Wo lebt es sich besser? Auf dem Land inmitten der Natur, wo jeder jeden kennt und die Welt noch ein bisschen mehr in Ordnung scheint? Oder doch in der pulsierenden Stadt, wo viel an Kultur, Unterhaltung und Abwechslung geboten wird?


Matthias Diestler: Lust auf Land

Manchmal können wir es gar nicht so recht erklären was uns dazu bewegt, den einen oder anderen Weg zu wählen – meiner hat mich ohne langes Überlegen und mit absoluter Konsequenz aufs Land geführt. Seit nun über zwanzig Jahren lebe ich auf einem Aussiedlerhof weit weg von der Stadt, inmitten der Natur.
Das war nicht immer so und wurde mir nicht in die Wiege gelegt. Aufgewachsen bin ich in einer Stadt mit 100.000 Einwohnern und durch Studium und Beruf über viele Jahre in der Stadt zu Hause, fühlte ich immer mehr eine tiefe Sehnsucht nach dem Leben in und mit der Natur.
In meiner Kindheit erlebte ich viele glückliche Momente auf den an unsere Wohnsiedlung angrenzenden Streuobstwiesen, die für uns Kinder Spielplatz und Paradies waren. Vielleicht rührt daher meine Liebe für Obstbäume und die Landschaft hier im Hegau. Letztlich empfand ich aber ein Leben in der Stadt und phasenweise der Großstadt eher bedrückend.
Die Unruhe, der Geräuschpegel, die Anonymität einer Vielzahl an hektischen Menschen, die immer zur gleichen Zeit durcheinander wuseln oder mit dem gleichen Ziel einander hindern, dies zu erreichen und meinen, weil Sie in »der« Stadt leben ein größeres Angebot von allem zu haben – nein, dass ist wahrlich nicht meine Welt.

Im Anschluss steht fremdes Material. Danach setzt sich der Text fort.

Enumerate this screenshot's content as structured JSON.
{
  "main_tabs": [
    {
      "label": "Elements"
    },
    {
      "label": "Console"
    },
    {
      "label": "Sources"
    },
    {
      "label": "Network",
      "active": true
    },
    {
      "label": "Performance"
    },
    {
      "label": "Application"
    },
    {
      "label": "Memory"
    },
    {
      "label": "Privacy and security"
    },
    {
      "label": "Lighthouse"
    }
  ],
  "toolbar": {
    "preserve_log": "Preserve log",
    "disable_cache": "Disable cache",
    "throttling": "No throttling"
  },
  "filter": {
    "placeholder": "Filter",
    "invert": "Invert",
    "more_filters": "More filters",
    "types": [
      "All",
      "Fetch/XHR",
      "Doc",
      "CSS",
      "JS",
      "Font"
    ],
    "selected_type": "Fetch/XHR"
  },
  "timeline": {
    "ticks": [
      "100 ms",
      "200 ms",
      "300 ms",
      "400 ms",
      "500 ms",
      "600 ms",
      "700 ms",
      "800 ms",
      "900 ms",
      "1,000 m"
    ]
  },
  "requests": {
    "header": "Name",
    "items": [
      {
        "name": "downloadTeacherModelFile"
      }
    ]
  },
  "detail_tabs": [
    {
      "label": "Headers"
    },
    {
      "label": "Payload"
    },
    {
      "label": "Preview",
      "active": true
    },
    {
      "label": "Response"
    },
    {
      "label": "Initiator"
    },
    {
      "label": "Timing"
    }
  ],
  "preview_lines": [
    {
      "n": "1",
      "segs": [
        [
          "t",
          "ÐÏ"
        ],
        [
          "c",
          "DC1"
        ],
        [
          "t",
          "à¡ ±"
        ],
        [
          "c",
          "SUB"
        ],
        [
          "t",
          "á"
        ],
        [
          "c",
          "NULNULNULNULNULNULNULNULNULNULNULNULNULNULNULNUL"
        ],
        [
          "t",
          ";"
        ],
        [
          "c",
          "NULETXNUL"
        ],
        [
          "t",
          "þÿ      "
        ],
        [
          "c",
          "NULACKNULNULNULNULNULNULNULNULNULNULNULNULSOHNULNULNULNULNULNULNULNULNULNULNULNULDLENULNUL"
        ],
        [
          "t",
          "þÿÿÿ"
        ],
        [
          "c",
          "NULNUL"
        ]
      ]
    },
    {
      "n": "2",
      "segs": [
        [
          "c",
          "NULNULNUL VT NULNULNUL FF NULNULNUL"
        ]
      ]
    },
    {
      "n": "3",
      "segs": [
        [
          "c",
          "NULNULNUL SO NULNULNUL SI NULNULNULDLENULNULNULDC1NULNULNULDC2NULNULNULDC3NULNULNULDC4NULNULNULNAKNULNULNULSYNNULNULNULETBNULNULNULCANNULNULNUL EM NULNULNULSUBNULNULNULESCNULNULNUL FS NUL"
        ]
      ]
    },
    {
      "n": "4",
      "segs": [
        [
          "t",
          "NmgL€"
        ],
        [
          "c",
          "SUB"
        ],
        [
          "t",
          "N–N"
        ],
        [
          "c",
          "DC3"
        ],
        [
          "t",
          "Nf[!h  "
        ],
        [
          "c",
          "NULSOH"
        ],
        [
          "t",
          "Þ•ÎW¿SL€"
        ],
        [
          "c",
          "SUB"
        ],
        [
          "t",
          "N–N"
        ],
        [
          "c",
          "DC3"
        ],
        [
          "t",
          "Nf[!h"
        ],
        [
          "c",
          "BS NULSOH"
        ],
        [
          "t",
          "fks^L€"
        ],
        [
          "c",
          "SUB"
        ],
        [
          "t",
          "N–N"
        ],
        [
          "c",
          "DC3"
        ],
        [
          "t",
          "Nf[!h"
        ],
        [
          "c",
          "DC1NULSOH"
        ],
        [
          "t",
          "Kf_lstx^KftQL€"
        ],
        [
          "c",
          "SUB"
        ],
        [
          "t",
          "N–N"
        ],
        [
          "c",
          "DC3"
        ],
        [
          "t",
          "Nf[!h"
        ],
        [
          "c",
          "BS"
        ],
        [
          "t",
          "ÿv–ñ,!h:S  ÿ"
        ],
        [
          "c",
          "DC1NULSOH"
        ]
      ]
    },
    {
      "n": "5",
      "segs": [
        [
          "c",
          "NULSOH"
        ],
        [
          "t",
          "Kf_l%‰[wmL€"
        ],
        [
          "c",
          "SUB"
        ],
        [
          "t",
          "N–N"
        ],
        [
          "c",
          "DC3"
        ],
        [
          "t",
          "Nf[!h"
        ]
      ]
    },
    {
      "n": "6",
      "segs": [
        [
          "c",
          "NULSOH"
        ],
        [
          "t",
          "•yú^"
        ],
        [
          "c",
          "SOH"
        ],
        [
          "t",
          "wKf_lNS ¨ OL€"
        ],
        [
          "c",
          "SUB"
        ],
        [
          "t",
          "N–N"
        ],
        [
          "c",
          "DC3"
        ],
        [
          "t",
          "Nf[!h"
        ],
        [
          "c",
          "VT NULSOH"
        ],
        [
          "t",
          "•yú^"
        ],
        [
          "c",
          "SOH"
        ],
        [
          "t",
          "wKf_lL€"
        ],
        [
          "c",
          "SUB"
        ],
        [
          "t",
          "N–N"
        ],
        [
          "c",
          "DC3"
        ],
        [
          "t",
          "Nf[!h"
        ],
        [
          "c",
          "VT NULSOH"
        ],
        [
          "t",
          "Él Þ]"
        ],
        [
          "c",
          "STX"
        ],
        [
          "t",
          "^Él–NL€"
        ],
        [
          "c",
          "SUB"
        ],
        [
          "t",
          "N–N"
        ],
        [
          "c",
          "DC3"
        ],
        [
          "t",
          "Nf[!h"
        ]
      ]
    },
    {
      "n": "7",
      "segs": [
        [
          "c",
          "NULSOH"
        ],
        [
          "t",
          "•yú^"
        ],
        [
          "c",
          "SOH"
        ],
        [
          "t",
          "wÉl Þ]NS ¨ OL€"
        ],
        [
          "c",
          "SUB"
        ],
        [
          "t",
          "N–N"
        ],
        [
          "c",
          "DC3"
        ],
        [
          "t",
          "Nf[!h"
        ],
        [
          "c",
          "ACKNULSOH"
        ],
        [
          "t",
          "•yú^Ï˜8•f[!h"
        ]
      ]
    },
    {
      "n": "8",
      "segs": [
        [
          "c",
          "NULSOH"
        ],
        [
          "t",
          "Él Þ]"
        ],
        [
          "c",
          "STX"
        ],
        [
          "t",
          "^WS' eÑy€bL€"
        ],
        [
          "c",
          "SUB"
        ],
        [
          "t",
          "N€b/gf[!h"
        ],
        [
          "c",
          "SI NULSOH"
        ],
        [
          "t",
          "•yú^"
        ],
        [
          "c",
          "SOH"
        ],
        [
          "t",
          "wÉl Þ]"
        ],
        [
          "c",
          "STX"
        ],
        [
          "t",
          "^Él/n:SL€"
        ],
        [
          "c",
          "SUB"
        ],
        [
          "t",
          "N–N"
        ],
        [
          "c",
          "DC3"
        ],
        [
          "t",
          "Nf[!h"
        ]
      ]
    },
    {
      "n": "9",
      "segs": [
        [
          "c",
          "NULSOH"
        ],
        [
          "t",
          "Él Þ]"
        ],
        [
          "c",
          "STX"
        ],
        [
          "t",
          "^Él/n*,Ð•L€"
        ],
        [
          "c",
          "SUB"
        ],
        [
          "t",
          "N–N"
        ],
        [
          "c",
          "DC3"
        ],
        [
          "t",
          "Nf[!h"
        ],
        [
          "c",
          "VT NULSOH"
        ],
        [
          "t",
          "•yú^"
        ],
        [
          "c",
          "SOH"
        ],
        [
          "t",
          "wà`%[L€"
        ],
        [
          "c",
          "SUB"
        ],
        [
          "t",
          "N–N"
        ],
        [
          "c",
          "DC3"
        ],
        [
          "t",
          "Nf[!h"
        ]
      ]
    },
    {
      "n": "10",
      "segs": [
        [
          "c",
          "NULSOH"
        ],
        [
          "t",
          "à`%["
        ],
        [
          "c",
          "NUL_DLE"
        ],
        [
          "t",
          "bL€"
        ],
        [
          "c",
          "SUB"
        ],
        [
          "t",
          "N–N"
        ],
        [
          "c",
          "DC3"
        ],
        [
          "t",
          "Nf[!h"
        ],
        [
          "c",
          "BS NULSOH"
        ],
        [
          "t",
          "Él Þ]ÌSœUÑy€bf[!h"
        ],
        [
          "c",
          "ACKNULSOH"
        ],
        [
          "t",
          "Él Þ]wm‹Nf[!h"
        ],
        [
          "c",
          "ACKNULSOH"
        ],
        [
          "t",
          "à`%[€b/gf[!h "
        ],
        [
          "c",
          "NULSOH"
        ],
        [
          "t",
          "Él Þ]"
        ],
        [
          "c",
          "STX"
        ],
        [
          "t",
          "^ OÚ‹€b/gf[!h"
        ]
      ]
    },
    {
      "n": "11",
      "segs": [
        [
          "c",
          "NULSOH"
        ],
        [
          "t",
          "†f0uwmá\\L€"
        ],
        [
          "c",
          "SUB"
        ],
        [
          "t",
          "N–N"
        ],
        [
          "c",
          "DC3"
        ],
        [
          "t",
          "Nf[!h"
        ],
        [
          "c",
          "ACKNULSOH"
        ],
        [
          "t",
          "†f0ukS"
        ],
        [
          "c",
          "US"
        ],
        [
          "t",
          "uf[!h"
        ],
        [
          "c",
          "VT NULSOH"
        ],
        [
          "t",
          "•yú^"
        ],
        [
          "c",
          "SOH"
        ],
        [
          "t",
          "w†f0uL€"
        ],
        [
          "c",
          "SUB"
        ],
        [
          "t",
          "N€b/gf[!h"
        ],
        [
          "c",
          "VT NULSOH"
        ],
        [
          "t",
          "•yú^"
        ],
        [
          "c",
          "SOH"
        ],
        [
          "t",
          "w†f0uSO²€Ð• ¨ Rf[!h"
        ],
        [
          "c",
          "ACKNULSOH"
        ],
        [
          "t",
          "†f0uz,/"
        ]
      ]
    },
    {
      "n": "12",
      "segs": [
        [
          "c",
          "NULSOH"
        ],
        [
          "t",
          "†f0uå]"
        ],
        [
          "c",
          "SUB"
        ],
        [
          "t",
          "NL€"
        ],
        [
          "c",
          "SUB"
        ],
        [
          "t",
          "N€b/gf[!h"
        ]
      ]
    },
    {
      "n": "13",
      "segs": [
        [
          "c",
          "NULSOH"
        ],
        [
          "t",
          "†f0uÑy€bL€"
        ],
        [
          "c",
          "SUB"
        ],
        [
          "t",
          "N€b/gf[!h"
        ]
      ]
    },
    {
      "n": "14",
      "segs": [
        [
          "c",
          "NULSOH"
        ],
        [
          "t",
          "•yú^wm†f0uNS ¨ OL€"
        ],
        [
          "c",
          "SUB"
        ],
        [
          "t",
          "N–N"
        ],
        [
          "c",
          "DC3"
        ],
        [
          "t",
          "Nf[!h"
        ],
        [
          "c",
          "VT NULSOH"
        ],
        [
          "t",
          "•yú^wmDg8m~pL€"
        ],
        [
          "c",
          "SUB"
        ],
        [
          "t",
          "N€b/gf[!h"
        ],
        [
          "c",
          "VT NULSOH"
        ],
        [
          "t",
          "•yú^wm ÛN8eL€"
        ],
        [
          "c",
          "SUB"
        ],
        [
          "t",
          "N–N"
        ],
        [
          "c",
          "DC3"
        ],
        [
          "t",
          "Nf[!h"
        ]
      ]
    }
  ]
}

Die Ruhe und Geräusche der Natur zum Vergleich sind der ideale Ausgleich für den schnelllebigen Alltag, dem die meisten ausgesetzt sind. Hinzu kommt nicht anonym zu sein, mit Menschen zu leben, die einander kennen und einander unterstützen und in Vielem gemeinsame Erfahrungen machen, sich engagieren in Vereinen oder in der Gesellschaft.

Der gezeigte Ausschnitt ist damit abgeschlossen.